Ejemplo: el que se embriaga el sábado por la tarde previendo en algún modo que por ello omitirá la misa el domingo, comete doble pecado: el de embriaguez y el de omisión de la misa. Y por el hecho de que imprevistamente no haya misa el domingo no se cambia la realidad del pecado de omisión. El que difiere sin necesidad para la noche el rezo del breviario, previendo que entonces tendrá ocupaciones urgentes que le imposibilitarán dicho rezo, peca al resolverse a tal dilación.

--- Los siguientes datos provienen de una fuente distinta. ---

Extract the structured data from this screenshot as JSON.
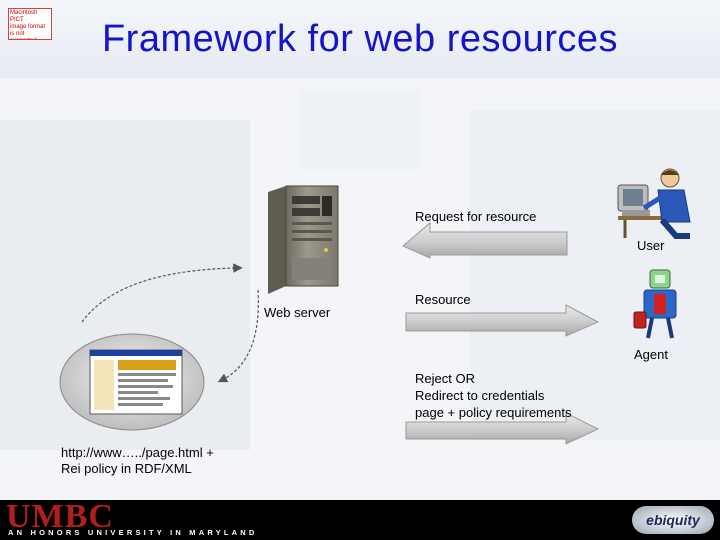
{
  "title": "Framework for web resources",
  "corner_placeholder": [
    "Macintosh PICT",
    "image format",
    "is not supported"
  ],
  "labels": {
    "request": "Request for resource",
    "user": "User",
    "resource": "Resource",
    "web_server": "Web server",
    "agent": "Agent",
    "reject_1": "Reject OR",
    "reject_2": "Redirect to credentials",
    "reject_3": "page + policy requirements",
    "page_1": "http://www…../page.html +",
    "page_2": "Rei policy in RDF/XML"
  },
  "footer": {
    "umbc": "UMBC",
    "tagline": "AN HONORS UNIVERSITY IN MARYLAND",
    "logo": "ebiquity"
  },
  "colors": {
    "title": "#1414c8",
    "arrow_fill": "#c8c8c8",
    "umbc_red": "#b01e1e",
    "footer_bg": "#000000"
  },
  "icons": [
    "server-icon",
    "user-at-computer-icon",
    "agent-robot-icon",
    "web-page-icon"
  ]
}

IV. PECADOS DE CORAZÓN Y PECADOS DE OBRA

Todo pecado se comete primero "en el corazón", en los sentimientos y en la mala voluntad (trátese de una voluntad permanente o de un sentimiento pasajero). Hay pecados que generalmente no se cometen más que en el corazón. Los pecados internos más comunes son :

1) La complacencia en el pecado, sobre todo la delectación en recordar pecados cometidos, o el "pesar" de no haberlos cometido.

2) La complacencia en imaginarse el pecado (complacencia morosa).

3) El deseo del pecado, o sea la voluntad de cometerlo si fuera posible; en realidad, no hay voluntad de realizarlo, ya que no es posible ; son, pues, "deseos ineficaces".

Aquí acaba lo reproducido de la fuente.